À l’occasion du 100ème  anniversaire de la naissance du Parti  communiste français « l’Humanité » publie un hors-série intitulé « Besoin de communisme »de 124 pages, analysant en trois parties : ses origines, les éléments qui s’y rattachent aujourd’hui, les perspectives envisageables.

Le texte ci-dessous figure dans le deuxième volet.

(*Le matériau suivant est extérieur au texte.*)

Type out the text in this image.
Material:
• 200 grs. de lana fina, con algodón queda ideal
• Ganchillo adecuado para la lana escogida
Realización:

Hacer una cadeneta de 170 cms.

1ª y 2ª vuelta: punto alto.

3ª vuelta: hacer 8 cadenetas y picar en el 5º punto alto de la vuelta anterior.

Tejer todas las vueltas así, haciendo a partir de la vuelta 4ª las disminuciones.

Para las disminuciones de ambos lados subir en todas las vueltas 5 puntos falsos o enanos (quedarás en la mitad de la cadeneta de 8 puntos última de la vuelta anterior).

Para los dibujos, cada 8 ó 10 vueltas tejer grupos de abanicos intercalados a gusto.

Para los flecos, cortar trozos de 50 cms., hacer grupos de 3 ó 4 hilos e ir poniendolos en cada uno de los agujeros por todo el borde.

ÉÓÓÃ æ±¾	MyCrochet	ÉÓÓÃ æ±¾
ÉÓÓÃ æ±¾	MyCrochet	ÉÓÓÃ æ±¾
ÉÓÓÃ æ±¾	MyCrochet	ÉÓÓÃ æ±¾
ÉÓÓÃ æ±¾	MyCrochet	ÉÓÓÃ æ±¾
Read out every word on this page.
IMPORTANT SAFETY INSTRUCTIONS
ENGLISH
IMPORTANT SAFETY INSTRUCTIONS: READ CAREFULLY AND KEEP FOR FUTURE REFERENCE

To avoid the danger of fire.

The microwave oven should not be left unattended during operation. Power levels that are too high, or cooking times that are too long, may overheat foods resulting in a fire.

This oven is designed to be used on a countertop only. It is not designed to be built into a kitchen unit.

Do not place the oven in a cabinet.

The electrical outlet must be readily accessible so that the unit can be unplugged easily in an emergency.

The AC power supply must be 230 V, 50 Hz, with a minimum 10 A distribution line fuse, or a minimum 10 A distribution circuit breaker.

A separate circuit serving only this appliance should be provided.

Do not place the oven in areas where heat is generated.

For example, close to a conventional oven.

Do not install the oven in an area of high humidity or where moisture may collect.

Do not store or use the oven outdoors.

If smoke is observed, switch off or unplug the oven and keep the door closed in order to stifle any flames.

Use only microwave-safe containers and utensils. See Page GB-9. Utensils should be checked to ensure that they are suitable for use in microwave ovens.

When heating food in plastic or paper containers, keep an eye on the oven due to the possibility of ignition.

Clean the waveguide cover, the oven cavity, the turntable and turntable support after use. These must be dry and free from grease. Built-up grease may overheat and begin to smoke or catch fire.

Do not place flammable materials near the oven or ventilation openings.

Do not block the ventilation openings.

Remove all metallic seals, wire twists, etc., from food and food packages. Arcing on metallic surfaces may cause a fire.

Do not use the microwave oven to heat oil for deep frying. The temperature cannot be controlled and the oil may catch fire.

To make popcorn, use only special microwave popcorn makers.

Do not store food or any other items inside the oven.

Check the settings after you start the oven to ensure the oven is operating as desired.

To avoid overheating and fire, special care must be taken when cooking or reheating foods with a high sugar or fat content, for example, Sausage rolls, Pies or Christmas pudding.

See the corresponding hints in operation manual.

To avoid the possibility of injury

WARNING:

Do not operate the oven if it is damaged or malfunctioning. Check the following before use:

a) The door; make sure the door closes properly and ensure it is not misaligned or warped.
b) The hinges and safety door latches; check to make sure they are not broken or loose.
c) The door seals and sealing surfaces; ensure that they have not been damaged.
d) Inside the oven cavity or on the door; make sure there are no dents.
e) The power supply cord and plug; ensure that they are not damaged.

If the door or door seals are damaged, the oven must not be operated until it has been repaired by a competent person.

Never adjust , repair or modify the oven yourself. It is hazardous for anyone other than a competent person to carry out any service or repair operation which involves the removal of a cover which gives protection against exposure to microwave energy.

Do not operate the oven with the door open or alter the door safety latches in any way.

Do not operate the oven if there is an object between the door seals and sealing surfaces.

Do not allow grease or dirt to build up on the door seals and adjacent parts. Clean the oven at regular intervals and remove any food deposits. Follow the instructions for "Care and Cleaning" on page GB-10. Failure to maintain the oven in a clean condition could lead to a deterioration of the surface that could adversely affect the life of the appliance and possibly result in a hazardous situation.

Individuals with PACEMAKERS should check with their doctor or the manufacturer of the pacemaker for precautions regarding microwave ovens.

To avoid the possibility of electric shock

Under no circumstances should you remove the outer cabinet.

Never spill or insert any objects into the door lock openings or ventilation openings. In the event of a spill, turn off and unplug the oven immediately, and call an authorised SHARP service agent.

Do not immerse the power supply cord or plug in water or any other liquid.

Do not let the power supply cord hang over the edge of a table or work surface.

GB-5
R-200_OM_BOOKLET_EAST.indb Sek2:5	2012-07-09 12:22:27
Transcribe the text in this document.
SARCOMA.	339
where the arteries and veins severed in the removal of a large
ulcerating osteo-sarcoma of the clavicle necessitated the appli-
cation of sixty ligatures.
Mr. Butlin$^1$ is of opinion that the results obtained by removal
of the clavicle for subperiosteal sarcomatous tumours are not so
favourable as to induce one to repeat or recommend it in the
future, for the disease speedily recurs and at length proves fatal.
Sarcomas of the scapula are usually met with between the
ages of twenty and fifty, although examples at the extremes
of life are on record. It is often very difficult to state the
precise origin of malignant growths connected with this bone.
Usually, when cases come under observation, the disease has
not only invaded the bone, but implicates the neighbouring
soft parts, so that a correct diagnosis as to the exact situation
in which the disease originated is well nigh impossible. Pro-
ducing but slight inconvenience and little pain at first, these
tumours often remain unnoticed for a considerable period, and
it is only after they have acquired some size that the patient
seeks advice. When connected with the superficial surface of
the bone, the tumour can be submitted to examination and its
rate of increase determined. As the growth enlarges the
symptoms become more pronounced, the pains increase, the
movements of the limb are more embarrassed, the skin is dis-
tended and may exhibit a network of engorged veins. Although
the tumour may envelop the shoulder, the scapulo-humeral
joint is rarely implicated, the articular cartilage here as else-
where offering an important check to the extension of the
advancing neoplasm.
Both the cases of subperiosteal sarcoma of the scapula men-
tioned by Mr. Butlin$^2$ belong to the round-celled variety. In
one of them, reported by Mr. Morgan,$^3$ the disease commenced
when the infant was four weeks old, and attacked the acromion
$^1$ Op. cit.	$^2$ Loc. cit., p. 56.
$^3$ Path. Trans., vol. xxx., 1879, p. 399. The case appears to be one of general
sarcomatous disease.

Fonction publique, statut essentiel

Maurice Thorez, secrétaire général du Parti communiste français, ministre d‘État chargé de la Fonction publique, fit adopter par l’Assemblée nationale constituante le 5 octobre 1946 le projet de loi relatif au statut général des fonctionnaires. C’était l’aboutissement d’un long processus  au cours duquel le ministre, alternant avec intelligence esprit de compromis et fermeté, avait dû surmonter de nombreuses difficultés : convaincre la Fédération générale des fonctionnaires CGT de substituer la revendication d’un statut législatif à sa revendication traditionnel d’un « contrat collectif », contenir l’hostilité de hauts fonctionnaires, contester un projet  alternatif du parti démocrate-chrétien, le Mouvement républicain populaire (MRP) et déjouer les manœuvres des conservateurs. Le projet fut adopté à l’unanimité. Maurice Thorez pouvait alors conclure : « Le fonctionnaire […], garanti dans ses droits, son avancement et son traitement, conscient en même temps de sa responsabilité, considéré comme un homme et non comme un rouage impersonnel de la machine administrative ». Consécration du fonctionnaire-citoyen.